Wednesday, October 13, 2010

Public Education -- Alive & Evolving

Rumors about the death and malingering of public education are largely exaggerated. Great things going on in many public schools.* I'm fortunate to be able to visit classrooms around Colorado, and observe teachers and administrators working and learning from each other. What I see is an amazing amount of professionalism, creativity and innovation. (Admittedly, there's mediocrity and bureaucratic fumbling at certain levels too, but that's for another post.)

For all the hand-wringing about education, the U.S. education system overall is doing better than ever — graduating more students, sending more to college, and ramping up the sheer volume of content learned in pre-K through grade 12. To be sure, we can do better, especially with marginalized or disadvantaged students.

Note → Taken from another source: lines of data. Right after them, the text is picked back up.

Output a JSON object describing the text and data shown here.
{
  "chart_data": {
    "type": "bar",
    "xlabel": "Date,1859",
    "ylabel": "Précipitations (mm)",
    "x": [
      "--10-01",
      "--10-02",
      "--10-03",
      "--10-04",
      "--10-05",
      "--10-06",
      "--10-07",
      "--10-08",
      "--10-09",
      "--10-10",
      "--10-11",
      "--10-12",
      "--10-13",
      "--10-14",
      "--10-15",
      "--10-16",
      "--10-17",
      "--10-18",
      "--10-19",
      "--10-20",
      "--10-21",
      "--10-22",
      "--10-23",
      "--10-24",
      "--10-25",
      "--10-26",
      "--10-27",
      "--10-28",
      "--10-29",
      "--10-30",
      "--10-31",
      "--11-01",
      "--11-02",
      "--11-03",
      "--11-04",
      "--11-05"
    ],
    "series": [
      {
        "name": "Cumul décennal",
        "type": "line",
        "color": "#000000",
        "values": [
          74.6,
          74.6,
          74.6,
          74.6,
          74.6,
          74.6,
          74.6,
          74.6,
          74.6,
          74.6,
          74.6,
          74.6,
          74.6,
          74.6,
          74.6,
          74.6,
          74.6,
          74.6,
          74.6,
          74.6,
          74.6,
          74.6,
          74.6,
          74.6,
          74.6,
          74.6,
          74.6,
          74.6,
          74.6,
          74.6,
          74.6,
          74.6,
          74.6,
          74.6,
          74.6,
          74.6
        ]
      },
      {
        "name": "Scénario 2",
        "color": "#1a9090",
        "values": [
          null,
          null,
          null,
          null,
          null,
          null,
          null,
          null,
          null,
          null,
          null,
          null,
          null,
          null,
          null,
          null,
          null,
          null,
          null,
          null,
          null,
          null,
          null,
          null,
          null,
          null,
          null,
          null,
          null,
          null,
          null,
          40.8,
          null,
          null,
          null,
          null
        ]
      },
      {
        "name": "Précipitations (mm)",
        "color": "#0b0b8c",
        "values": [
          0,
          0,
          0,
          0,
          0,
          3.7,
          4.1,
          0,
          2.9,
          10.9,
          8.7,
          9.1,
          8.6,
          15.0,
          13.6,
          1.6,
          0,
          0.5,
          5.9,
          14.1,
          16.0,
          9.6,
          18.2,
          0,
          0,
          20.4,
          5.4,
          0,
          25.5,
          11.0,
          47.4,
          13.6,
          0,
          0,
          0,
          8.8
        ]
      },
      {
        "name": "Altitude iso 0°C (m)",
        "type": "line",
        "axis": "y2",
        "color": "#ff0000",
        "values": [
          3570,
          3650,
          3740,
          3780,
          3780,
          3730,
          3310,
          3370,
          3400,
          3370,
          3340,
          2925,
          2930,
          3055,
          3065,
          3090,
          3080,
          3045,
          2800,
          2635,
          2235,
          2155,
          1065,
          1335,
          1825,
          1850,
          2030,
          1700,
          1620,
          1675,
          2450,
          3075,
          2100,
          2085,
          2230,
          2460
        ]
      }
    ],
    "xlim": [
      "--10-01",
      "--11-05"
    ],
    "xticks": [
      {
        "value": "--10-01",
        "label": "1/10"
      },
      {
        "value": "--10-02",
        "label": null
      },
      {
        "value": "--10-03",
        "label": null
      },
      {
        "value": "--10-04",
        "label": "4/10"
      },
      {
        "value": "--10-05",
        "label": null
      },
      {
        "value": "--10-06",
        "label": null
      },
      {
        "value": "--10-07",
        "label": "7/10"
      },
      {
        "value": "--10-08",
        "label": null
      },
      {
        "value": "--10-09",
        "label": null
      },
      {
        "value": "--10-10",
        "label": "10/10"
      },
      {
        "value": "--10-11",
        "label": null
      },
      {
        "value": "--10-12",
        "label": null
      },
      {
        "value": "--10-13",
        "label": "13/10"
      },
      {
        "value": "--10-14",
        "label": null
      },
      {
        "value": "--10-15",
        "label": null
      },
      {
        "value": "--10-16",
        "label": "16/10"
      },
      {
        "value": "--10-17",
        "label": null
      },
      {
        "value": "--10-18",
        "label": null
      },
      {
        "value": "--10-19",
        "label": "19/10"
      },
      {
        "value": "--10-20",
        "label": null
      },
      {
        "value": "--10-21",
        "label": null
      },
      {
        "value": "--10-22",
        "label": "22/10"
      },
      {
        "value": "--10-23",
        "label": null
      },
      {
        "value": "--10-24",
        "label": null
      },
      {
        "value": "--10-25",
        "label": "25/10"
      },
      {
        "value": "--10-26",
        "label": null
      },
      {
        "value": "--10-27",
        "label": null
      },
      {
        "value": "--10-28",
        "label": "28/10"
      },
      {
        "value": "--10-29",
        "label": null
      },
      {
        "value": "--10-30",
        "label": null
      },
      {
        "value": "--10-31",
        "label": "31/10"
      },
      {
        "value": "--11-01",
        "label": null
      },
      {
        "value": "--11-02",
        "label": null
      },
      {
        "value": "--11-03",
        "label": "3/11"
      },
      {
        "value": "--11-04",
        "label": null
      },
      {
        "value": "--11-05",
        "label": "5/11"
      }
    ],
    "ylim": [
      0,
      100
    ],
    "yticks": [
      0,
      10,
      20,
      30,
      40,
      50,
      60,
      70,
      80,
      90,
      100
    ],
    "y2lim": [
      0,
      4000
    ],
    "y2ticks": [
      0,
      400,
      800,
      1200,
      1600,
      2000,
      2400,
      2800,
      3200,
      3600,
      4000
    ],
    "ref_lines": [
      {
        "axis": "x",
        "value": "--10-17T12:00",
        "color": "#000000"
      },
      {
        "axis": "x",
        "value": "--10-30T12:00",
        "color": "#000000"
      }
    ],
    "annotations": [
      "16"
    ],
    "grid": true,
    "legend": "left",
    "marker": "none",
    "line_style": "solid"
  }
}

The industrial model we have been using to organize education is outdated. The shift to a newer, more individualized delivery system is a massive undertaking. District and school change is a slow and poorly understood process, but it is happening. C21L is cataloguing some of that change through the Promising Practices video work.

Recent media coverage about home schooling prompted a reporter recently to ask me if "people are fed up with public education." Some people are indeed, but I am very optimistic about the future of public education, and most Americans feel the same way. In a national survey by Education Next, 43 percent of adults surveyed give the schools in their own community an A or a B, 38 percent assign a C, and 18 percent give a D or F. The ratings are somewhat less favorable among African Americans and Latinos, for good reason — schools are less successful with those students. Even so, most people tend to think the schools their kids attend are good to great. It's those 'other' schools that are doing a poor job.

The media are quick to sound the alarm that schools are doing miserably. In large part, it comes from the politician's playbook -- loudly lament the poor quality of one of government's most important investments and promise to do something about it. For all its flaws, education is the single most important lifeline to pull people out of poverty, and it's our greatest economic engine.

I'm definitely in favor of transforming education organizations toward being more responsive to the needs of individual learners (see Digital Game Changers). I'd be thrilled to see a greater focus on helping students acquire relevant skills for 21st century life, and less emphasis on content coverage. And I'm confident we are moving in the right direction, v-e-r-y slowly.

* For more on this, look at the post by Nancy Flanagan in "The Answer Sheet" blog of the Washington Post.